I was performing a simple example of financial data, trying to make a classic candlestick plot. To do it I had to calculate Open, Max, Min and Close for each unit of time. I decided to use the resample function alongside a groupby (for each symbol). To avoid multi-index juggling I decided to use the pd.NamedAgg function to make everything easier:
candles = (data.set_index('trade_datetime')
.groupby('instrument_symbol')
.resample('1T')
.agg(open=pd.NamedAgg("trade_price", "first"),
max=pd.NamedAgg("trade_price", "max"),
median=pd.NamedAgg("trade_price", "median"),
min=pd.NamedAgg("trade_price", "min"),
close=pd.NamedAgg("trade_price", "last"),
std=pd.NamedAgg("trade_price", np.std),
volume=pd.NamedAgg("trade_quantity", "sum")).reset_index())
Unfortunetly I got this error:
---------------------------------------------------------------------------
TypeError Traceback (most recent call last)
<timed exec> in <module>
TypeError: aggregate() missing 1 required positional argument: 'func'
I don't get the error when I remove the resample:
candles = (data.set_index('trade_datetime')
.groupby('instrument_symbol')
#.resample('1D')
.agg(open=pd.NamedAgg("trade_price", "first"),
max=pd.NamedAgg("trade_price", "max"),
median=pd.NamedAgg("trade_price", "median"),
min=pd.NamedAgg("trade_price", "min"),
close=pd.NamedAgg("trade_price", "last"),
std=pd.NamedAgg("trade_price", np.std),
volume=pd.NamedAgg("trade_quantity", "sum")).reset_index())
instrument_symbol open max median min close std volume
0 PETR4 31.0 31.0 30.2 28.39 30.0 0.714111 12400
I am using pandas 1.0.1 and below there are some samples to reproduce the error.

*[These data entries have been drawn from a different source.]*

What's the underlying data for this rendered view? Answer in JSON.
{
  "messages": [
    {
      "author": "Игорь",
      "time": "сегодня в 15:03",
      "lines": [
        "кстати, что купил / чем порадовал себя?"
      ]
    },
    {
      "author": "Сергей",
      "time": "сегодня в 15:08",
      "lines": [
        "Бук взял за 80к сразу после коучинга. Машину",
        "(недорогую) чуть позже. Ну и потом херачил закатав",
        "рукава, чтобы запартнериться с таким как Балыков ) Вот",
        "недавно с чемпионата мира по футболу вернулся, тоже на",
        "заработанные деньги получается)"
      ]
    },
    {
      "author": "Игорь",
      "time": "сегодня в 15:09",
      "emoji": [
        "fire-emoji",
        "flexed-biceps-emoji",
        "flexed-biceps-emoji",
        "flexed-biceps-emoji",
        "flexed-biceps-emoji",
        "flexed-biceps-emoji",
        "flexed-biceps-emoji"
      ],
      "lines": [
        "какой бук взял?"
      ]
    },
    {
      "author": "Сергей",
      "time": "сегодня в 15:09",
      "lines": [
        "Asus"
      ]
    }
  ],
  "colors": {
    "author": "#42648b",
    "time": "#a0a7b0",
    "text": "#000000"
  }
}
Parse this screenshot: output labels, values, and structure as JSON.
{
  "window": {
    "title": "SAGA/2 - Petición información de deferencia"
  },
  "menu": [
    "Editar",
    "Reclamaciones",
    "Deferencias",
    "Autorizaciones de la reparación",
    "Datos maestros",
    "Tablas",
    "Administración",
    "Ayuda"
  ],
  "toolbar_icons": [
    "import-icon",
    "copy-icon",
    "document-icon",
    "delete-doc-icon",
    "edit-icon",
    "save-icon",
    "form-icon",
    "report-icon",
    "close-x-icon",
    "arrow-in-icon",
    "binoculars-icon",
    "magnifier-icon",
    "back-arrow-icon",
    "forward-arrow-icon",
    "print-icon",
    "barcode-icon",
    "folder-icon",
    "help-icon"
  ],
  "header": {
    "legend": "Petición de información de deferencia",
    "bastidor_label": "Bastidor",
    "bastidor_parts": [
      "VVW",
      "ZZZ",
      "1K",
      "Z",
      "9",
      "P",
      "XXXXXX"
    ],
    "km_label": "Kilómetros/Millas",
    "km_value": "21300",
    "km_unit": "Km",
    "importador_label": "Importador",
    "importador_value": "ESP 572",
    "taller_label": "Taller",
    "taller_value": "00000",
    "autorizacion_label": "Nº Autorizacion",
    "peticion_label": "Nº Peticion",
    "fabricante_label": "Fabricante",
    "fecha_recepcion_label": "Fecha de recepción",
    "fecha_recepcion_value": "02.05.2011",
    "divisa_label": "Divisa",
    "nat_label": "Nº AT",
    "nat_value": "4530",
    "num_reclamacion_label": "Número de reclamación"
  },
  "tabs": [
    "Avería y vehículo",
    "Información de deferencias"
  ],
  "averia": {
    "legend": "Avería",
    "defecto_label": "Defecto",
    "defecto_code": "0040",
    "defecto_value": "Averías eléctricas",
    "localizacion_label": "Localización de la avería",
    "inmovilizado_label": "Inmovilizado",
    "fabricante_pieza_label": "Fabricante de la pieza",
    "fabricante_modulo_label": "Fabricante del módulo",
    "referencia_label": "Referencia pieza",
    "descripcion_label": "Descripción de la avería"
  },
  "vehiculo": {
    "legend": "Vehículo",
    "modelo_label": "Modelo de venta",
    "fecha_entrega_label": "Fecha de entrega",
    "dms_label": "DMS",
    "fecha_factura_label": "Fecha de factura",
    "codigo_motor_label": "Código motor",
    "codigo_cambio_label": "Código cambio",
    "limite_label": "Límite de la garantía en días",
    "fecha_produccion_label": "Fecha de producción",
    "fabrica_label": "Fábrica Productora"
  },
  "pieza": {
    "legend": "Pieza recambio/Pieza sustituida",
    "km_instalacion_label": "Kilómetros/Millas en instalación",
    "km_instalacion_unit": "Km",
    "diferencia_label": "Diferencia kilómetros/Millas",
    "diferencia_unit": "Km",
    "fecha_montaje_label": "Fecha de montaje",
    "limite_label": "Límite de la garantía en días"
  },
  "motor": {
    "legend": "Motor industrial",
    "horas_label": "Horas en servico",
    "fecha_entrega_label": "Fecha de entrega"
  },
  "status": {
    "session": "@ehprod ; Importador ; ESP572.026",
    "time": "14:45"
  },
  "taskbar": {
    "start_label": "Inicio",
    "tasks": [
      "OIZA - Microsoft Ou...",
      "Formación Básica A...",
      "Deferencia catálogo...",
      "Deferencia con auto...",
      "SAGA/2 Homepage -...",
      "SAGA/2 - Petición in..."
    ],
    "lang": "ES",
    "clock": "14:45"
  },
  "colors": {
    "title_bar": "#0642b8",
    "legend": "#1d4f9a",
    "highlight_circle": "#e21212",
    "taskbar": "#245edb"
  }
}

trade_datetime instrument_symbol trade_price trade_quantity
1166911 2019-11-04 10:32:09.737 PETR4 31.00 200
1174414 2019-11-04 11:30:14.359 PETR4 30.71 300
1208601 2019-11-04 15:23:06.619 PETR4 30.23 100
1355062 2019-11-05 17:06:03.523 PETR4 29.72 200
1260316 2019-11-06 11:11:48.144 PETR4 28.39 1100
1295823 2019-11-06 11:49:00.767 PETR4 29.50 100
1343467 2019-11-06 15:52:42.506 PETR4 29.42 100
1261615 2019-11-07 13:12:30.599 PETR4 30.05 200
1297542 2019-11-07 15:28:37.714 PETR4 30.85 600
1305454 2019-11-07 15:42:27.041 PETR4 30.90 100
1323388 2019-11-07 16:48:32.382 PETR4 30.87 100
1381162 2019-11-08 10:24:50.643 PETR4 30.20 100
1385193 2019-11-08 11:05:14.777 PETR4 30.66 9000
1423408 2019-11-08 16:46:33.172 PETR4 30.11 100
1447363 2019-11-08 17:52:57.999 PETR4 30.00 100
The old syntax with a dict with the columns as keys and the agg functions as values works. I know that there are different ways to retrieve this result but I really like to use this new NamedAgg function.
Am I doing something wrong? Is this a bug? I am a bit reluctant to open an issue since everything seems fine.